Alfred Edward Housman was born on 26 March 1859 in a small village near Bromsgrove in Worcestershire, the eldest of seven children. His mother died when he was 12 and his father remarried. Despite a good formal education where he won prizes for his poetry and a scholarship to Oxford, Houseman failed to get his degree in Classics. Various reasons have been suggested for this; over confidence, a lack of interest in philosophy or the rejection by one of his roommates who was the love of his life but heterosexual.
Housman himself documented his homosexuality and love of this roommate in a letter to the British Library that he specified be opened 25 years after it was sent. Housman independently pursued studying the Greek classicists in particular and published many scholarly articles on their work which were well regarded. This resulted in his taking a position as a Professor of Latin at University College London in 1892 and later at Trinity College Cambridge.

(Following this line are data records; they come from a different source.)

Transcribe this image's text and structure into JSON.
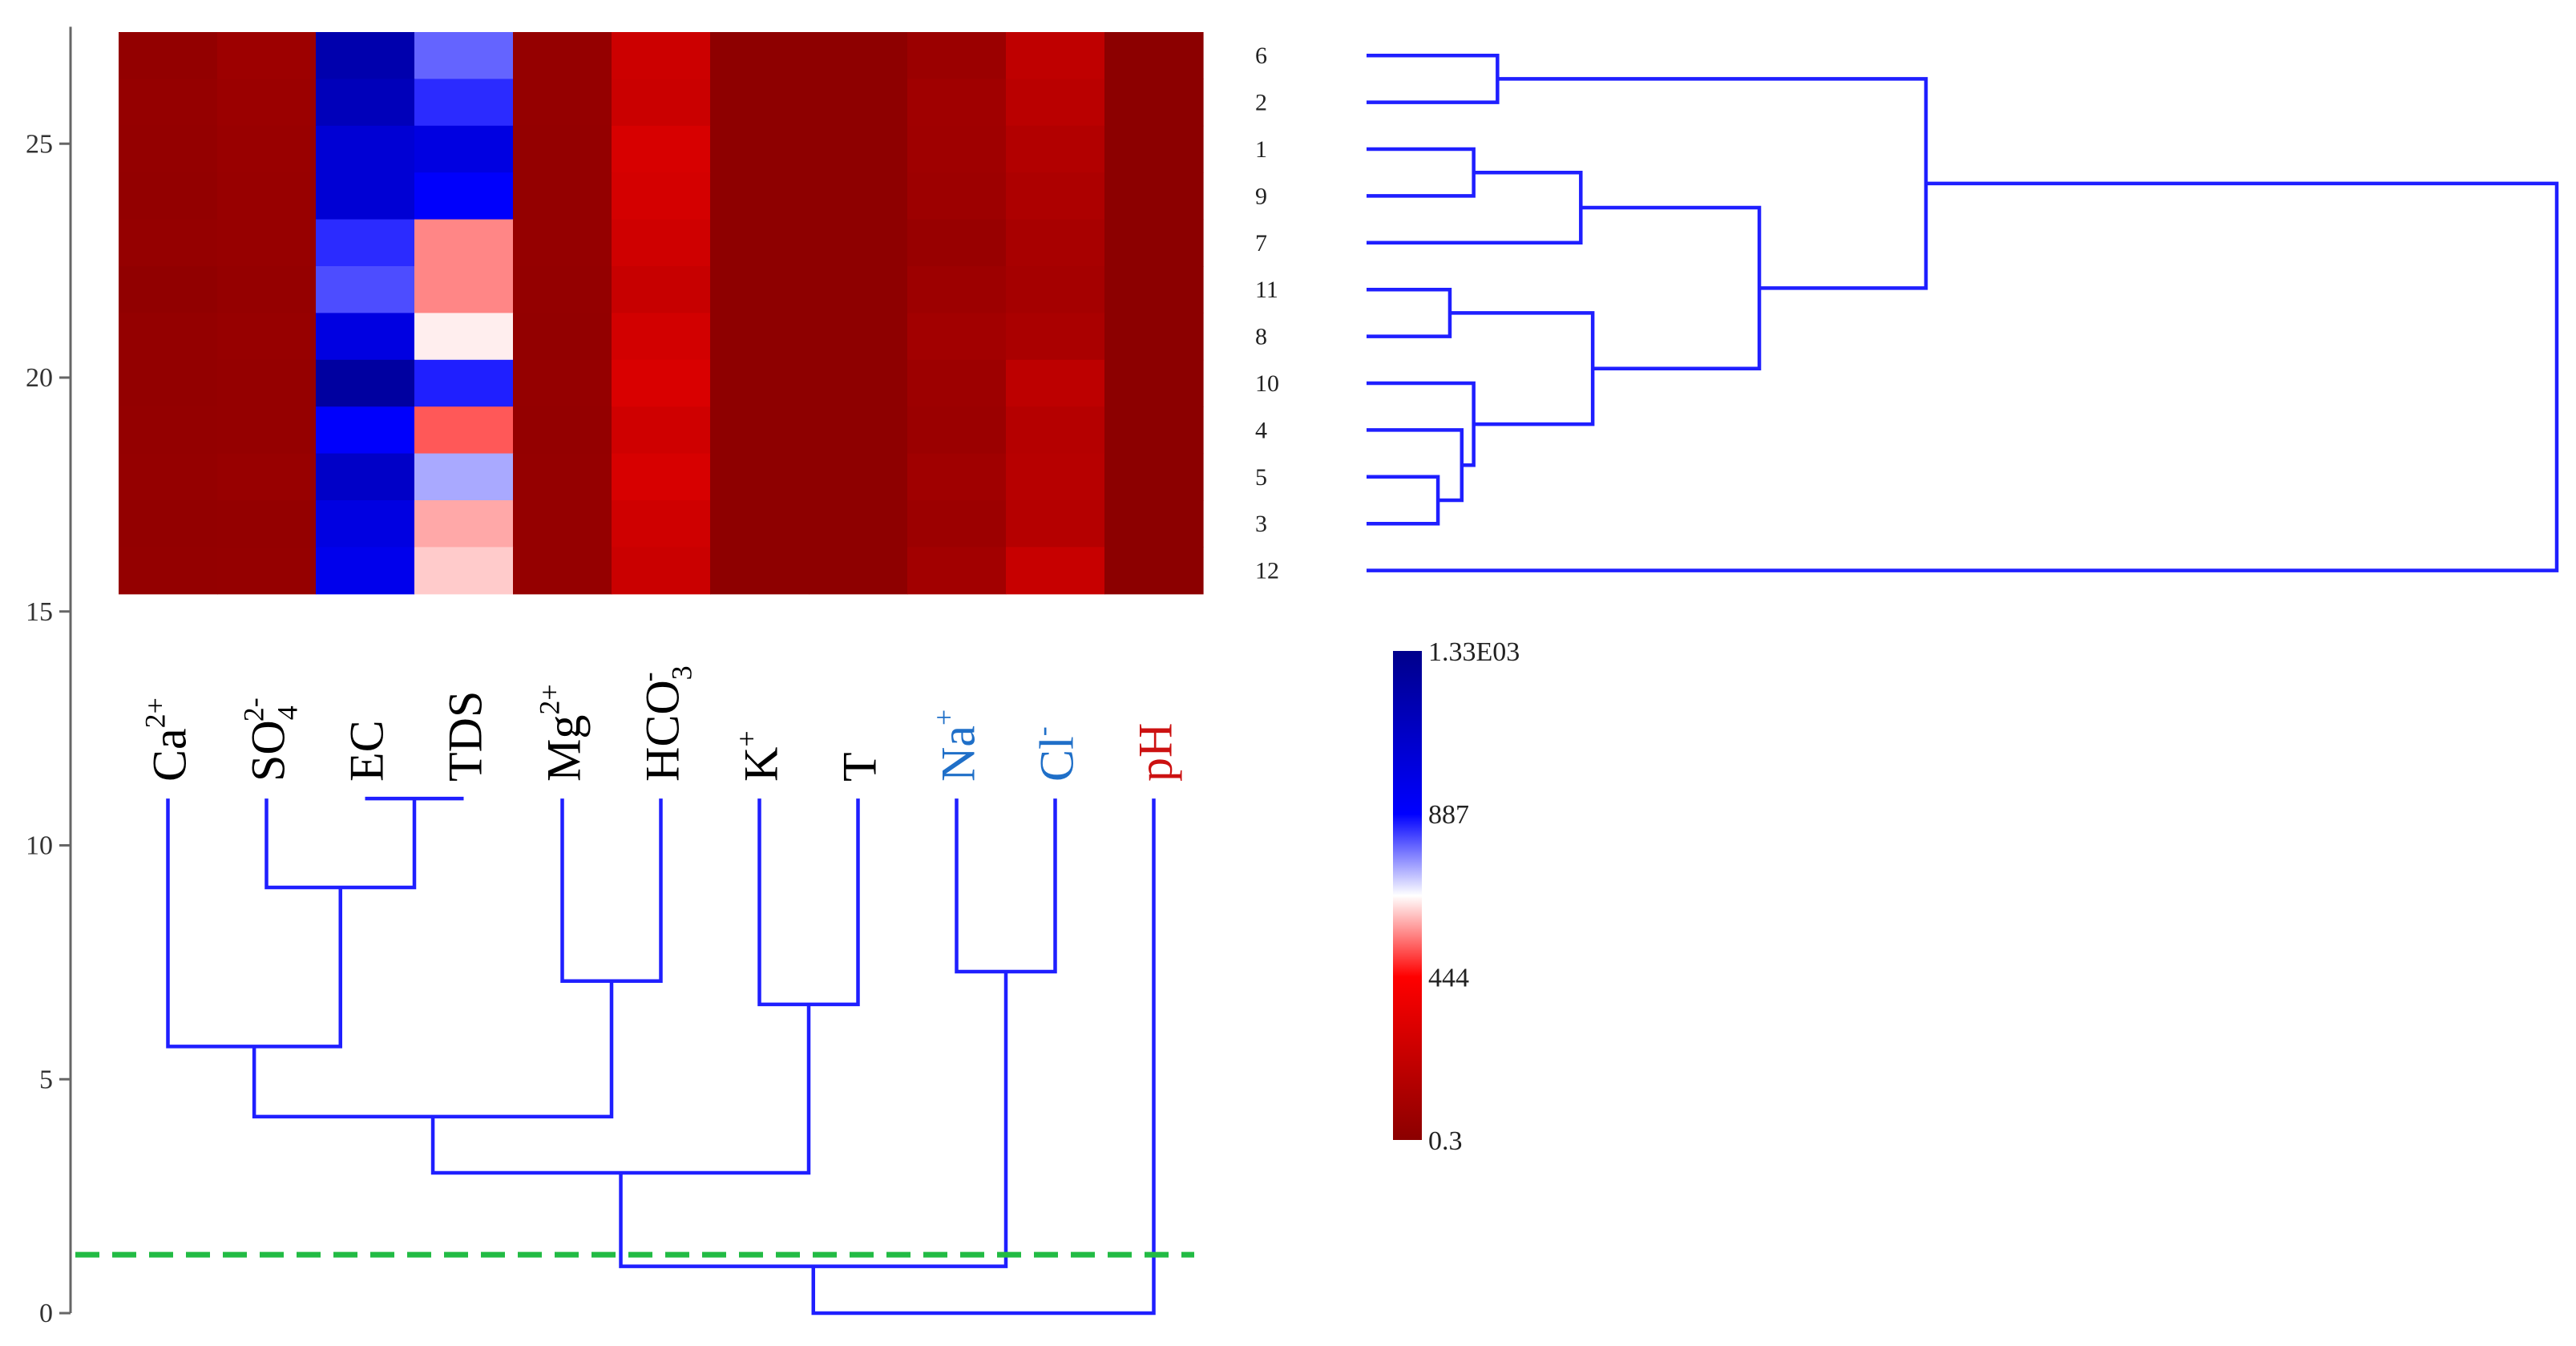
{
  "chart_data": {
    "type": "heatmap",
    "title": "",
    "xlabel": "",
    "ylabel": "",
    "heatmap": {
      "columns": [
        {
          "id": "Ca",
          "base": "Ca",
          "sup": "2+",
          "sub": "",
          "color": "#000000"
        },
        {
          "id": "SO4",
          "base": "SO",
          "sub": "4",
          "sup": "2-",
          "color": "#000000"
        },
        {
          "id": "EC",
          "base": "EC",
          "sub": "",
          "sup": "",
          "color": "#000000"
        },
        {
          "id": "TDS",
          "base": "TDS",
          "sub": "",
          "sup": "",
          "color": "#000000"
        },
        {
          "id": "Mg",
          "base": "Mg",
          "sup": "2+",
          "sub": "",
          "color": "#000000"
        },
        {
          "id": "HCO3",
          "base": "HCO",
          "sub": "3",
          "sup": "-",
          "color": "#000000"
        },
        {
          "id": "K",
          "base": "K",
          "sup": "+",
          "sub": "",
          "color": "#000000"
        },
        {
          "id": "T",
          "base": "T",
          "sub": "",
          "sup": "",
          "color": "#000000"
        },
        {
          "id": "Na",
          "base": "Na",
          "sup": "+",
          "sub": "",
          "color": "#1f6fc8"
        },
        {
          "id": "Cl",
          "base": "Cl",
          "sup": "-",
          "sub": "",
          "color": "#1f6fc8"
        },
        {
          "id": "pH",
          "base": "pH",
          "sub": "",
          "sup": "",
          "color": "#cc1111"
        }
      ],
      "rows": [
        "6",
        "2",
        "1",
        "9",
        "7",
        "11",
        "8",
        "10",
        "4",
        "5",
        "3",
        "12"
      ],
      "values": [
        [
          30,
          70,
          1200,
          800,
          40,
          250,
          10,
          10,
          60,
          200,
          5
        ],
        [
          40,
          60,
          1150,
          850,
          40,
          240,
          10,
          10,
          80,
          180,
          5
        ],
        [
          35,
          55,
          1050,
          1000,
          35,
          290,
          10,
          10,
          75,
          150,
          5
        ],
        [
          30,
          50,
          1050,
          900,
          35,
          280,
          10,
          10,
          70,
          130,
          5
        ],
        [
          40,
          45,
          850,
          560,
          40,
          260,
          10,
          10,
          50,
          110,
          5
        ],
        [
          25,
          40,
          820,
          560,
          35,
          230,
          10,
          10,
          70,
          100,
          5
        ],
        [
          35,
          45,
          1000,
          650,
          30,
          270,
          10,
          10,
          90,
          120,
          5
        ],
        [
          30,
          40,
          1250,
          860,
          40,
          300,
          10,
          10,
          70,
          190,
          5
        ],
        [
          35,
          40,
          900,
          520,
          35,
          260,
          10,
          10,
          60,
          160,
          5
        ],
        [
          40,
          50,
          1100,
          740,
          40,
          290,
          10,
          10,
          80,
          170,
          5
        ],
        [
          30,
          35,
          1000,
          590,
          40,
          260,
          10,
          10,
          65,
          160,
          5
        ],
        [
          35,
          40,
          960,
          620,
          40,
          240,
          10,
          10,
          90,
          230,
          5
        ]
      ],
      "colorbar": {
        "min": 0.3,
        "max": 1330,
        "tick_values": [
          1330,
          887,
          444,
          0.3
        ],
        "tick_labels": [
          "1.33E03",
          "887",
          "444",
          "0.3"
        ],
        "stops": [
          {
            "value": 0.3,
            "color": "#8b0000"
          },
          {
            "value": 444,
            "color": "#ff0000"
          },
          {
            "value": 665,
            "color": "#ffffff"
          },
          {
            "value": 887,
            "color": "#0000ff"
          },
          {
            "value": 1330,
            "color": "#00008b"
          }
        ]
      }
    },
    "variable_dendrogram": {
      "axis": {
        "ylim": [
          0,
          27.5
        ],
        "ticks": [
          0,
          5,
          10,
          15,
          20,
          25
        ]
      },
      "leaf_top": 11,
      "merges": [
        {
          "a": "EC",
          "b": "TDS",
          "h": 11
        },
        {
          "a": "SO4",
          "b": "m1",
          "h": 9.1
        },
        {
          "a": "Ca",
          "b": "m2",
          "h": 5.7
        },
        {
          "a": "Mg",
          "b": "HCO3",
          "h": 7.1
        },
        {
          "a": "m3",
          "b": "m4",
          "h": 4.2
        },
        {
          "a": "K",
          "b": "T",
          "h": 6.6
        },
        {
          "a": "m5",
          "b": "m6",
          "h": 3.0
        },
        {
          "a": "Na",
          "b": "Cl",
          "h": 7.3
        },
        {
          "a": "m7",
          "b": "m8",
          "h": 1.0
        },
        {
          "a": "m9",
          "b": "pH",
          "h": 0.0
        }
      ],
      "cut_height": 1.25,
      "cut_color": "#22bb44",
      "link_color": "#1f1fff"
    },
    "sample_dendrogram": {
      "leaves": [
        "6",
        "2",
        "1",
        "9",
        "7",
        "11",
        "8",
        "10",
        "4",
        "5",
        "3",
        "12"
      ],
      "merges": [
        {
          "a": "6",
          "b": "2",
          "h": 0.11
        },
        {
          "a": "1",
          "b": "9",
          "h": 0.09
        },
        {
          "a": "s2",
          "b": "7",
          "h": 0.18
        },
        {
          "a": "11",
          "b": "8",
          "h": 0.07
        },
        {
          "a": "5",
          "b": "3",
          "h": 0.06
        },
        {
          "a": "4",
          "b": "s5",
          "h": 0.08
        },
        {
          "a": "10",
          "b": "s6",
          "h": 0.09
        },
        {
          "a": "s4",
          "b": "s7",
          "h": 0.19
        },
        {
          "a": "s3",
          "b": "s8",
          "h": 0.33
        },
        {
          "a": "s1",
          "b": "s9",
          "h": 0.47
        },
        {
          "a": "s10",
          "b": "12",
          "h": 1.0
        }
      ],
      "link_color": "#1f1fff"
    }
  }
}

Whilst his reputation as a classical scholar grew and remains relevant to this day, his poetry took longer to be recognised. His 63 poems forming the Shropshire Lad was self published as publishers rejected the work but although it sold slowly it chimed well with Victorian and Edwardian sensibilities and became a lasting success helped by striking a chord with musicians who were inspired by his words. Housman continued to write lyrical poetry that evokes the distinct imagery of the English countryside as well as powerfully questioning our mortality and although linked to the era his poetry is still widely quoted and remains relevant as this volume clearly demonstrates. A.E. Housman as he became known died on 30th April, 1936 aged 77 and his ashes are buried in Shropshire.